Bild: Matthias Brügge/AUTO BILD
Dudenhöffer: "Bei denen kann es passieren, dass sie über Nacht alles wieder einstellen." So geschah es zum Beispiel mit dem Marktplatz Yesauto, der 2020 mit großem Aufwand die etablierten Autoportale AutoScout24 etc. aufmischen sollte. Nach drei Jahren verschwand das aufwendig installierte Portal sang- und klanglos vom deutschen Markt.

Wie viel Zeit benötigen Chinas Hersteller?

Während es nicht sicher ist, dass kleinere Marken wie XPeng auf Dauer bestehen können, hält Dudenhöffer indes die großen Hersteller für robust genug, um die Konsolidierungsphase zu überstehen. Wie lange müssen sie durchhalten, um auf dem deutschen Markt einen Fuß in die Tür zu bekommen?
Wisbert: "BYD bringt diesen Monat ein 20.000-Euro-Elektroauto auf den Markt und ist damit VW zwei Jahre voraus, was preisgünstige Elektroautos angeht." Überdies sollen in Kürze noch hierzulande gefragte Autotypen folgen wie die beliebten Plug-in-Hybride, beispielsweise von Smart.

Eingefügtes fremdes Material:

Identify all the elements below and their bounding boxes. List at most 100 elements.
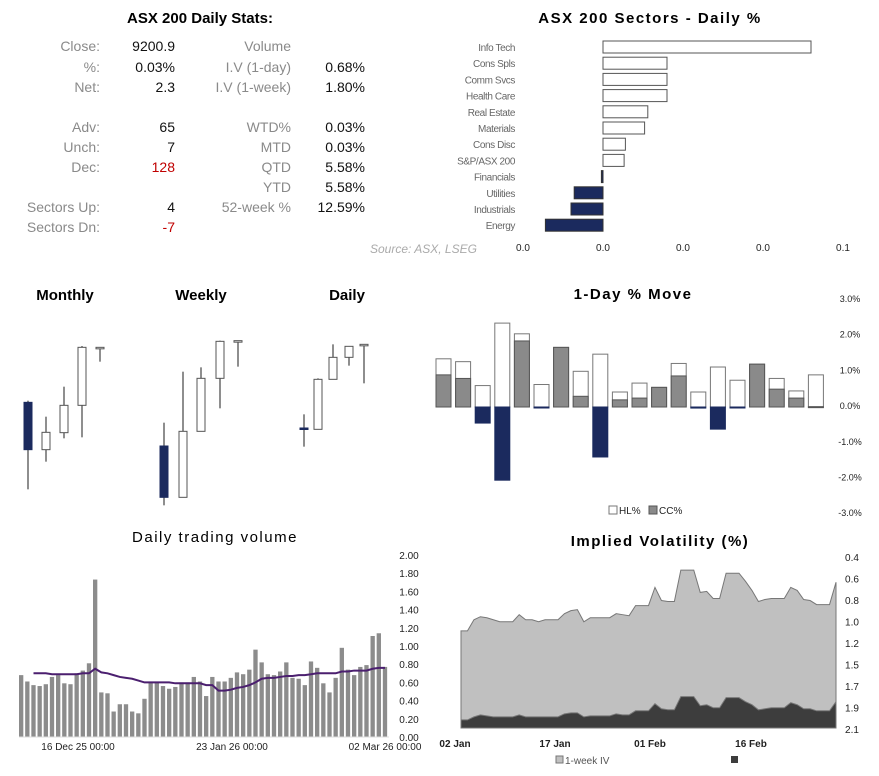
volume-bar	[142, 698, 147, 737]
cc-bar	[533, 406, 550, 409]
volume-bar	[296, 678, 301, 737]
volume-bar	[253, 649, 258, 737]
volume-bar	[352, 675, 357, 737]
candle-body	[77, 346, 87, 406]
stats-label: Close:	[60, 38, 100, 54]
stats-label: QTD	[261, 159, 291, 175]
volume-bar	[259, 662, 264, 737]
daily-title: Daily	[329, 287, 365, 304]
legend-label-hl: HL%	[619, 506, 641, 517]
volume-bar	[222, 681, 227, 737]
sector-label: Industrials	[474, 205, 516, 216]
y-tick-label: 1.0%	[840, 365, 861, 375]
volume-bar	[358, 666, 363, 737]
y-tick-label: 1.2	[845, 639, 859, 650]
x-tick-label: 16 Dec 25 00:00	[41, 742, 115, 753]
x-tick-label: 0.0	[756, 243, 770, 254]
sector-bar	[600, 170, 604, 184]
sector-bar	[570, 202, 604, 216]
volume-bar	[308, 661, 314, 737]
volume-bar	[123, 704, 129, 737]
legend-swatch-hl	[608, 505, 618, 515]
cc-bar	[553, 346, 570, 408]
volume-bar	[49, 676, 55, 737]
y-tick-label: 1.5	[845, 661, 859, 672]
sector-label: Real Estate	[468, 108, 516, 119]
volume-bar	[117, 704, 122, 737]
cc-bar	[611, 399, 628, 408]
sector-label: Cons Spls	[473, 59, 515, 70]
stats-value: 9200.9	[132, 38, 175, 54]
y-tick-label: 2.0%	[840, 330, 861, 340]
volume-bar	[86, 663, 92, 737]
volume-bar	[290, 677, 295, 737]
sector-label: Energy	[486, 221, 516, 232]
sector-bar	[544, 218, 604, 232]
stats-value: 0.03%	[325, 139, 365, 155]
cc-bar	[807, 406, 824, 409]
stats-label: Sectors Dn:	[26, 219, 100, 235]
volume-bar	[271, 675, 277, 737]
hl-bar	[729, 379, 746, 408]
x-tick-label: 0.1	[836, 243, 850, 254]
volume-bar	[265, 674, 270, 737]
stats-value: 0.03%	[135, 59, 175, 75]
x-tick-label: 0.0	[516, 243, 530, 254]
cc-bar	[749, 363, 766, 408]
hl-bar	[533, 384, 550, 408]
volume-bar	[339, 647, 344, 737]
y-tick-label: 2.00	[399, 551, 419, 562]
volume-bar	[148, 681, 153, 737]
stats-title: ASX 200 Daily Stats:	[127, 10, 273, 27]
volume-bar	[191, 676, 196, 737]
sector-label: Comm Svcs	[465, 75, 516, 86]
sector-label: Health Care	[466, 92, 516, 103]
candle-body	[95, 346, 105, 350]
candle-body	[215, 340, 225, 379]
volume-title: Daily trading volume	[132, 529, 298, 546]
sector-label: Cons Disc	[473, 140, 515, 151]
volume-bar	[62, 683, 67, 737]
volume-bar	[247, 669, 252, 737]
volume-bar	[228, 677, 233, 737]
volume-bar	[185, 682, 190, 737]
stats-value: 65	[159, 119, 175, 135]
stats-label: Net:	[74, 79, 100, 95]
candle-body	[178, 430, 188, 498]
sector-label: Materials	[478, 124, 515, 135]
move-title: 1-Day % Move	[573, 286, 693, 303]
stats-label: %:	[83, 59, 100, 75]
source-note: Source: ASX, LSEG	[370, 242, 477, 256]
x-tick-label: 23 Jan 26 00:00	[196, 742, 268, 753]
cc-bar	[494, 406, 511, 481]
hl-bar	[709, 366, 726, 408]
volume-bar	[197, 681, 203, 737]
stats-value: 0.03%	[325, 119, 365, 135]
cc-bar	[768, 388, 785, 408]
average-line	[33, 666, 385, 692]
hl-bar	[474, 385, 491, 408]
sector-bar	[602, 137, 626, 151]
volume-bar	[315, 667, 320, 737]
cc-bar	[651, 386, 668, 408]
x-tick-label: 17 Jan	[539, 739, 570, 750]
legend-label-iv: 1-week IV	[565, 756, 610, 767]
volume-bar	[37, 686, 42, 737]
volume-bar	[130, 711, 135, 737]
monthly-title: Monthly	[36, 287, 94, 304]
volume-bar	[43, 684, 48, 737]
volume-bar	[302, 685, 307, 737]
stats-value: 5.58%	[325, 179, 365, 195]
volume-bar	[154, 681, 159, 737]
y-tick-label: -3.0%	[838, 508, 862, 518]
weekly-title: Weekly	[175, 287, 227, 304]
x-tick-label: 02 Jan	[439, 739, 470, 750]
sector-bar	[602, 40, 812, 54]
x-tick-label: 0.0	[596, 243, 610, 254]
x-tick-label: 02 Mar 26 00:00	[349, 742, 422, 753]
y-tick-label: -2.0%	[838, 473, 862, 483]
sector-bar	[602, 72, 668, 86]
sector-label: S&P/ASX 200	[457, 156, 516, 167]
stats-value: -7	[162, 219, 175, 235]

Wenn man den Werdegang anderer Autohersteller betrachtet, stehen die chinesischen noch ziemlich am Anfang. Wie lange brauchten Toyota oder Kia, bis gesichtslose Billigheimer aus Fernost zu hochwertigen, technologisch anspruchsvollen Marktteilnehmern wurden? Das ging nicht in ein paar Monaten, und so werden auch die Chinesen ihre Zeit brauchen und noch die ein oder andere Feder lassen. Vielleicht passen sie als Erstes ihre Strategie an – und entwickeln originelle Marketing-Ideen. Entscheidend ist gerade auf dem deutschen Markt, die Käufer langfristig zu überzeugen. Dafür muss sicher nicht jedes Spaltmaß stimmen, aber Flüchtigkeitsfehler (wie etwa bei der Bedienoberfläche) ruinieren den Ruf eines Produkts nachhaltig. Es gibt also noch viel Raum für vertrauensbildende Maßnahmen.